1929 doğumluyum. Öğretmen Ali Rıza Nalçacı'nın 3 evlâdından en küçüğüyüm. Rahmetli babam Ali Rıza Nalçacı, Konya Hakimiyet- i Milliye İlkokulu'nda, 41 sene öğretmenlik yapmış, kendisini insan eğitmeye adamış birisi idi. Konya'da çok sevilen ve sayılan bir insandı. Dünyevi ve uhrevi yönü kuvvetliydi. Aziziye Camii'nde her sabah cemaate vaaz verirdi. Çok bilgiliydi. Ağabeyim, Konya'nın mimarı Ahmet Hilmi Nalçacı, 6 yıl Konya Belediye Başkanlığı'nı yapmıştır. 46 sene önce Avrupa Konseyi daimi üyesi bulunduğu Strasburg (Fransa) toplantısı dönüşünde, Ankara Yolu'nda üzücü bir trafik kazası sonucu hayatını kaybetmişti. Beni Konya'da Mukadder diye bilirler. Ama İstanbul'a taşındıktan sonra Mustafa ismini daha çok kullanıyorum. 1951'de Konya'da saatçilik sektörüne adım attım. O günlerden bugünlere çok şükür, sektörde büyüyerek geldik.
- 1951'de Konya'da, sektöre Konyalı Saat olarak mı başladınız?
Hayır. Saatçilik ticaretine 'Şen Saat' ismiyle başladım. Bugün hâlâ Konya'da Saray Çarşısı olarak bilinen yerde, aynı isimle saatçilik mesleği icra ediliyor. Tabii İstanbul'a geçtiğimizde dükkânı başkasına devretmiştik.
- Peki neden Konya'da devam etmeyip de İstanbul'a geçtiniz?
Hayalim, sektörde en iyisi olmak ve evlâtlarıma yabancı okullarda eğitim verdirmek arzusundaydım. Bunun için İstanbul'da 1968'de iyi bir saat mağazası satın aldım.
TÜRKİYE'NİN İLK SAAT ÜRETİCİSİ
- İstanbul'a geçtikten sonraki süreç hakkında biraz bilgi verir misiniz?

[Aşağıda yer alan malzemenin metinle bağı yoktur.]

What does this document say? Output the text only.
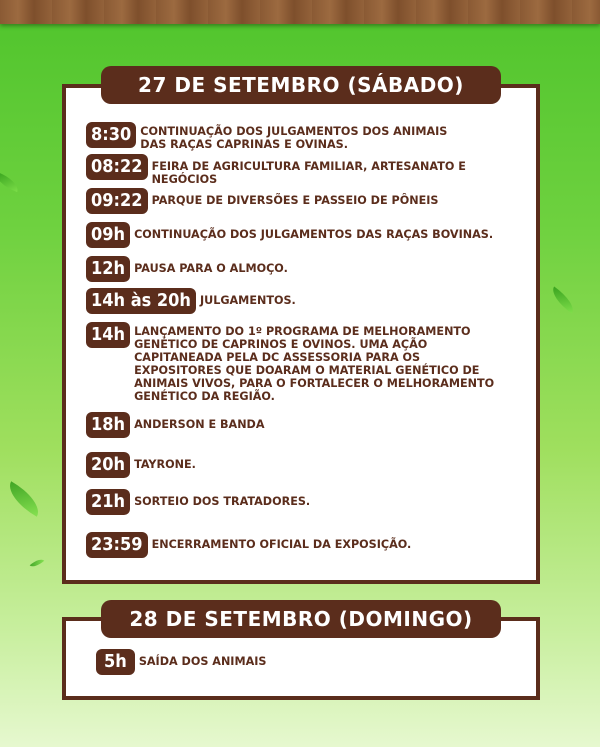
27 DE SETEMBRO (SÁBADO)
28 DE SETEMBRO (DOMINGO)
8:30 CONTINUAÇÃO DOS JULGAMENTOS DOS ANIMAIS DAS RAÇAS CAPRINAS E OVINAS.
08:22 FEIRA DE AGRICULTURA FAMILIAR, ARTESANATO E NEGÓCIOS
09:22 PARQUE DE DIVERSÕES E PASSEIO DE PÔNEIS
09h CONTINUAÇÃO DOS JULGAMENTOS DAS RAÇAS BOVINAS.
12h PAUSA PARA O ALMOÇO.
14h às 20h JULGAMENTOS.
14h LANÇAMENTO DO 1º PROGRAMA DE MELHORAMENTO GENÉTICO DE CAPRINOS E OVINOS. UMA AÇÃO CAPITANEADA PELA DC ASSESSORIA PARA OS EXPOSITORES QUE DOARAM O MATERIAL GENÉTICO DE ANIMAIS VIVOS, PARA O FORTALECER O MELHORAMENTO GENÉTICO DA REGIÃO.
18h ANDERSON E BANDA
20h TAYRONE.
21h SORTEIO DOS TRATADORES.
23:59 ENCERRAMENTO OFICIAL DA EXPOSIÇÃO.
5h	SAÍDA DOS ANIMAIS
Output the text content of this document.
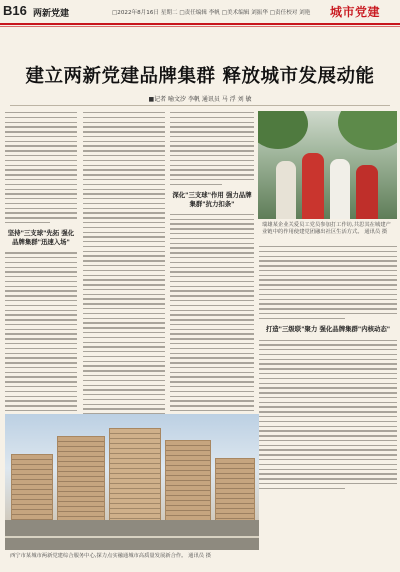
B16 两新党建	□2022年8月16日 星期二 □责任编辑 李帆 □美术编辑 刘振华 □责任校对 刘艳 城市党建
建立两新党建品牌集群 释放城市发展动能
■记者 喻文汐 李帆 通讯员 马 浮 刘 敏
坚持"三支球"先拓 强化品牌集群"迅速入场"
深化"三支球"作用 强力品牌集群"抗力扣条"
打造"三级联"聚力 强化品牌集群"内核动态"
瑞雄某企业关爱员工党员参加打工作坊,共思其在城建产业链中的作用使建党团融出社区生活方式。 通讯员 摄
西宁市某城市两新党建综合服务中心,探力点实融通城市高质量发展新合作。 通讯员 摄
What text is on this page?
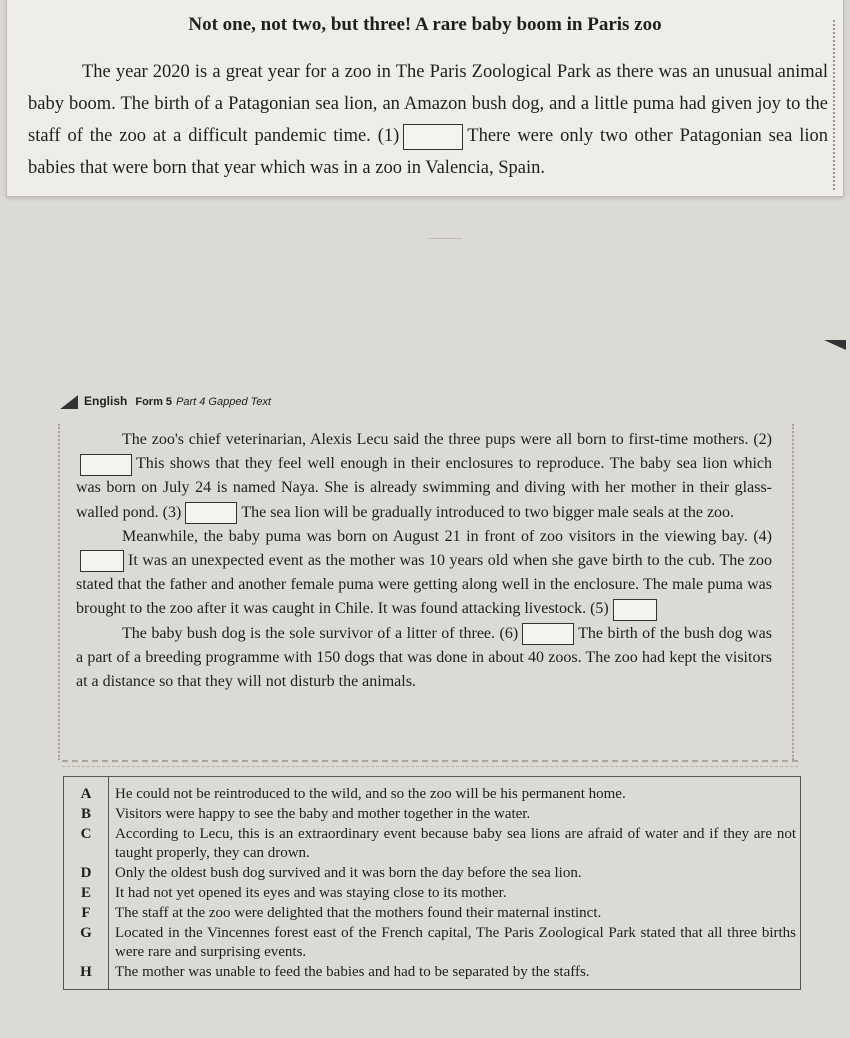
Not one, not two, but three! A rare baby boom in Paris zoo

The year 2020 is a great year for a zoo in The Paris Zoological Park as there was an unusual animal baby boom. The birth of a Patagonian sea lion, an Amazon bush dog, and a little puma had given joy to the staff of the zoo at a difficult pandemic time. (1)	There were only two other Patagonian sea lion babies that were born that year which was in a zoo in Valencia, Spain.

English Form 5 Part 4 Gapped Text

The zoo's chief veterinarian, Alexis Lecu said the three pups were all born to first-time mothers. (2)This shows that they feel well enough in their enclosures to reproduce. The baby sea lion which was born on July 24 is named Naya. She is already swimming and diving with her mother in their glass-walled pond. (3)	The sea lion will be gradually introduced to two bigger male seals at the zoo.

Meanwhile, the baby puma was born on August 21 in front of zoo visitors in the viewing bay. (4)It was an unexpected event as the mother was 10 years old when she gave birth to the cub. The zoo stated that the father and another female puma were getting along well in the enclosure. The male puma was brought to the zoo after it was caught in Chile. It was found attacking livestock. (5)

The baby bush dog is the sole survivor of a litter of three. (6)	The birth of the bush dog was a part of a breeding programme with 150 dogs that was done in about 40 zoos. The zoo had kept the visitors at a distance so that they will not disturb the animals.

A	He could not be reintroduced to the wild, and so the zoo will be his permanent home.
B	Visitors were happy to see the baby and mother together in the water.
C	According to Lecu, this is an extraordinary event because baby sea lions are afraid of water and if they are not taught properly, they can drown.
D	Only the oldest bush dog survived and it was born the day before the sea lion.
E	It had not yet opened its eyes and was staying close to its mother.
F	The staff at the zoo were delighted that the mothers found their maternal instinct.
G	Located in the Vincennes forest east of the French capital, The Paris Zoological Park stated that all three births were rare and surprising events.
H	The mother was unable to feed the babies and had to be separated by the staffs.
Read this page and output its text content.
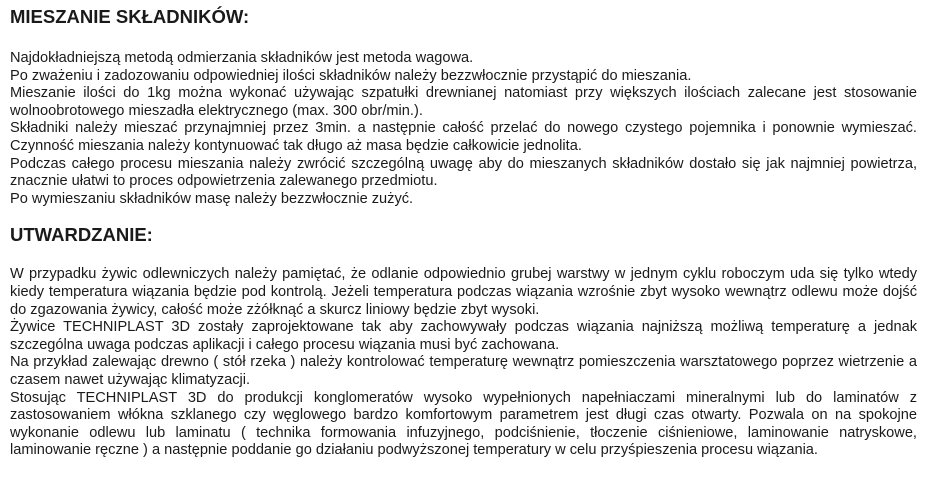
MIESZANIE SKŁADNIKÓW:

Najdokładniejszą metodą odmierzania składników jest metoda wagowa.

Po zważeniu i zadozowaniu odpowiedniej ilości składników należy bezzwłocznie przystąpić do mieszania.

Mieszanie ilości do 1kg można wykonać używając szpatułki drewnianej natomiast przy większych ilościach zalecane jest stosowanie wolnoobrotowego mieszadła elektrycznego (max. 300 obr/min.).

Składniki należy mieszać przynajmniej przez 3min. a następnie całość przelać do nowego czystego pojemnika i ponownie wymieszać. Czynność mieszania należy kontynuować tak długo aż masa będzie całkowicie jednolita.

Podczas całego procesu mieszania należy zwrócić szczególną uwagę aby do mieszanych składników dostało się jak najmniej powietrza, znacznie ułatwi to proces odpowietrzenia zalewanego przedmiotu.

Po wymieszaniu składników masę należy bezzwłocznie zużyć.

UTWARDZANIE:

W przypadku żywic odlewniczych należy pamiętać, że odlanie odpowiednio grubej warstwy w jednym cyklu roboczym uda się tylko wtedy kiedy temperatura wiązania będzie pod kontrolą. Jeżeli temperatura podczas wiązania wzrośnie zbyt wysoko wewnątrz odlewu może dojść do zgazowania żywicy, całość może zżółknąć a skurcz liniowy będzie zbyt wysoki.

Żywice TECHNIPLAST 3D zostały zaprojektowane tak aby zachowywały podczas wiązania najniższą możliwą temperaturę a jednak szczególna uwaga podczas aplikacji i całego procesu wiązania musi być zachowana.

Na przykład zalewając drewno ( stół rzeka ) należy kontrolować temperaturę wewnątrz pomieszczenia warsztatowego poprzez wietrzenie a czasem nawet używając klimatyzacji.

Stosując TECHNIPLAST 3D do produkcji konglomeratów wysoko wypełnionych napełniaczami mineralnymi lub do laminatów z zastosowaniem włókna szklanego czy węglowego bardzo komfortowym parametrem jest długi czas otwarty. Pozwala on na spokojne wykonanie odlewu lub laminatu ( technika formowania infuzyjnego, podciśnienie, tłoczenie ciśnieniowe, laminowanie natryskowe, laminowanie ręczne ) a następnie poddanie go działaniu podwyższonej temperatury w celu przyśpieszenia procesu wiązania.
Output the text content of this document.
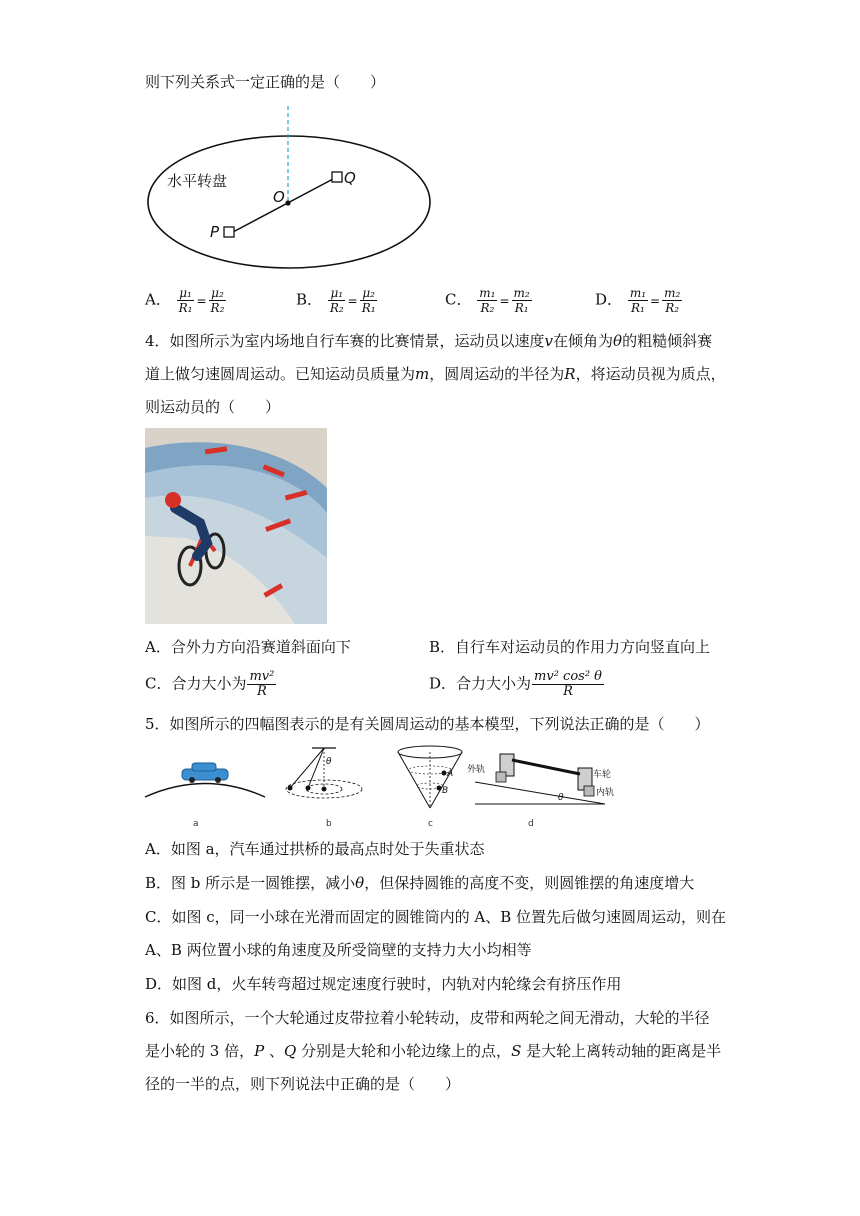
则下列关系式一定正确的是（　　）
水平转盘
O
P
Q
A． $\frac{\text{μ₁}}{\text{R₁}} = \frac{\text{μ₂}}{\text{R₂}}$	B． $\frac{\text{μ₁}}{\text{R₂}} = \frac{\text{μ₂}}{\text{R₁}}$	C． $\frac{\text{m₁}}{\text{R₂}} = \frac{\text{m₂}}{\text{R₁}}$	D． $\frac{\text{m₁}}{\text{R₁}} = \frac{\text{m₂}}{\text{R₂}}$
4．如图所示为室内场地自行车赛的比赛情景，运动员以速度v在倾角为θ的粗糙倾斜赛
道上做匀速圆周运动。已知运动员质量为m，圆周运动的半径为R，将运动员视为质点，
则运动员的（　　）
A．合外力方向沿赛道斜面向下	B．自行车对运动员的作用力方向竖直向上
C．合力大小为 $\frac{\text{mv²}}{R}$	D．合力大小为 $\frac{\text{mv² cos² θ}}{R}$
5．如图所示的四幅图表示的是有关圆周运动的基本模型，下列说法正确的是（　　）
a
θ
b
A
B
c
θ
外轨	车轮
内轨
d
A．如图 a，汽车通过拱桥的最高点时处于失重状态
B．图 b 所示是一圆锥摆，减小θ，但保持圆锥的高度不变，则圆锥摆的角速度增大
C．如图 c，同一小球在光滑而固定的圆锥筒内的 A、B 位置先后做匀速圆周运动，则在
A、B 两位置小球的角速度及所受筒壁的支持力大小均相等
D．如图 d，火车转弯超过规定速度行驶时，内轨对内轮缘会有挤压作用
6．如图所示，一个大轮通过皮带拉着小轮转动，皮带和两轮之间无滑动，大轮的半径
是小轮的 3 倍，P 、Q 分别是大轮和小轮边缘上的点，S 是大轮上离转动轴的距离是半
径的一半的点，则下列说法中正确的是（　　）
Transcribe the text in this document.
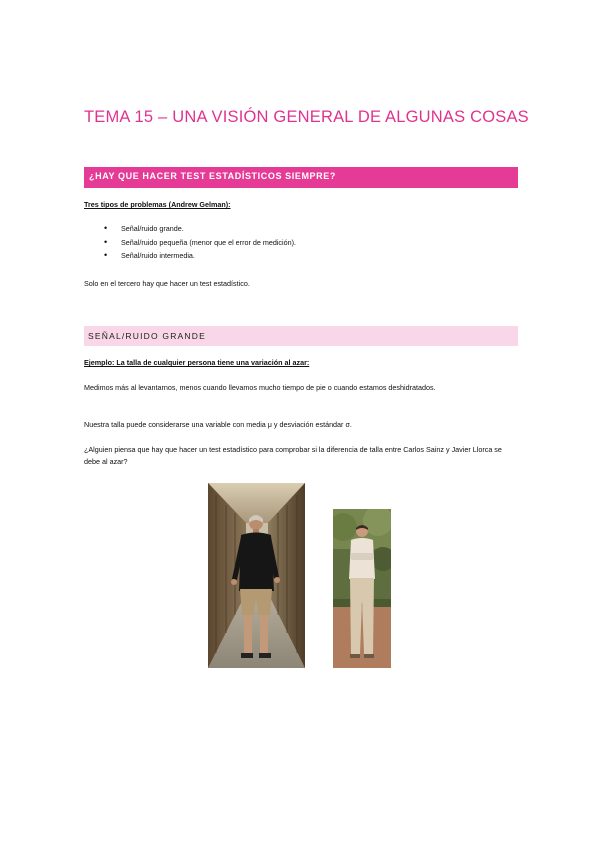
TEMA 15 – UNA VISIÓN GENERAL DE ALGUNAS COSAS
¿HAY QUE HACER TEST ESTADÍSTICOS SIEMPRE?
Tres tipos de problemas (Andrew Gelman):
• Señal/ruido grande.
• Señal/ruido pequeña (menor que el error de medición).
• Señal/ruido intermedia.
Solo en el tercero hay que hacer un test estadístico.
SEÑAL/RUIDO GRANDE
Ejemplo: La talla de cualquier persona tiene una variación al azar:
Medimos más al levantarnos, menos cuando llevamos mucho tiempo de pie o cuando estamos deshidratados.
Nuestra talla puede considerarse una variable con media μ y desviación estándar σ.
¿Alguien piensa que hay que hacer un test estadístico para comprobar si la diferencia de talla entre Carlos Sainz y Javier Llorca se debe al azar?
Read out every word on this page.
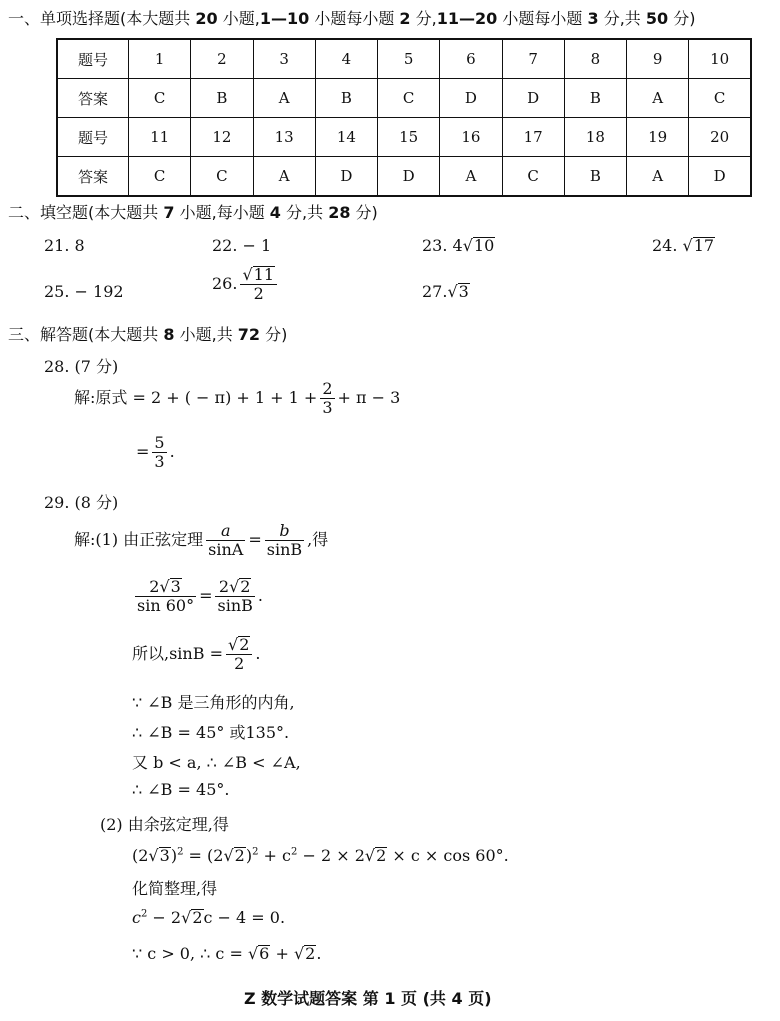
一、单项选择题(本大题共 20 小题,1—10 小题每小题 2 分,11—20 小题每小题 3 分,共 50 分)
题号	1	2	3	4	5	6	7	8	9	10
答案	C	B	A	B	C	D	D	B	A	C
题号	11	12	13	14	15	16	17	18	19	20
答案	C	C	A	D	D	A	C	B	A	D
二、填空题(本大题共 7 小题,每小题 4 分,共 28 分)
21. 8	22. − 1	23. 4√10	24. √17
25. − 192	26. $\frac{√11}{2}$	27.√3
三、解答题(本大题共 8 小题,共 72 分)
28. (7 分)
解:原式 = 2 + ( − $\pi) + 1 + 1 + \frac{2}{3} + \pi - 3$
= $\frac{5}{3}$ .
29. (8 分)
解:(1) 由正弦定理 $\frac{a}{\sin A} = \frac{b}{\sin B}$ ,得
$\frac{2√3}{\sin 60^\circ} = \frac{2√2}{\sin B}$ .
所以$,\sin B = \frac{√2}{2}$ .
∵ ∠B 是三角形的内角,
∴ ∠B = 45° 或135°.
又 b < a, ∴ ∠B < ∠A,
∴ ∠B = 45°.
(2) 由余弦定理,得
$(2√3)^2 = (2√2)^2 + c^2 - 2 \times 2√2 \times c \times \cos 60^\circ$.
化简整理,得
$c^2 - 2√2c - 4 = 0$.
∵ c > 0, ∴ c = √6 + √2.
Z 数学试题答案 第 1 页 (共 4 页)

Saat ticaretine devam ettim. Bir yandan da sanayi sektörüne girdim. 1969'da saat üretmek amacı ile SASA Saat Sanayi Limited Şirketi'ni kurdum. Almanya'da Jakob Palmtag adlı fabrikada, üretimine devam edilmeyen teknik resimlerin kalıp ve tezgâhlarını satın aldım. Bekçi kontrol saatleri, haftalık kurmalı Bim-Bam çalarlı, sarkaçlı duvar saatlerini, yılda 25 bin adet gibi bir üretim kapasitesiyle ürettim. Türkiye'nin ilk saat üreticisi olma onuruna eriştim.
DEVLERLE ORTAK İŞ
Duvar saati üretimininde daha sonraki yıllarda makine mühendisi olan büyük oğlum İhsan ve elektronik mühendisi olan küçük oğlum İrfan Nalçacı'nın, şirkete katılmalarıyla La Vedette-Fransa ve Junghans-Almanya gibi dünya saat devleriyle ortaklaşa iş yaptık. Bir yandan da, Quartz duvar saati makinesi üretiminde, yılda 40 bin adet üretim yapmayı sürdürdüm.
DÜNYANIN EN BÜYÜK 5. SAATİNİ İNŞA ETTİLER
Bugünlerde özellikle meydan ve kule saatleri üretiminde dünyada sözü geçen şirketlerden birisiyiz. Dünyaca değerli Zenıth ve Movado kol saati markalarının uzun yıllardır Türkiye temsilcisiyiz. Türkiye çapında dağıtım teşkilatımız ve 550'nin üzerinde bayimiz var. Grup şirketlerimizden Erben Kontral Anonim Şirketi'nin öncülüğünde, 2012 yılında 15 metre çapında, dünyanın en büyük 5. saatini Rusya'nın Grozni şehrindeki 44 katlı binanın tepesine inşa ettik.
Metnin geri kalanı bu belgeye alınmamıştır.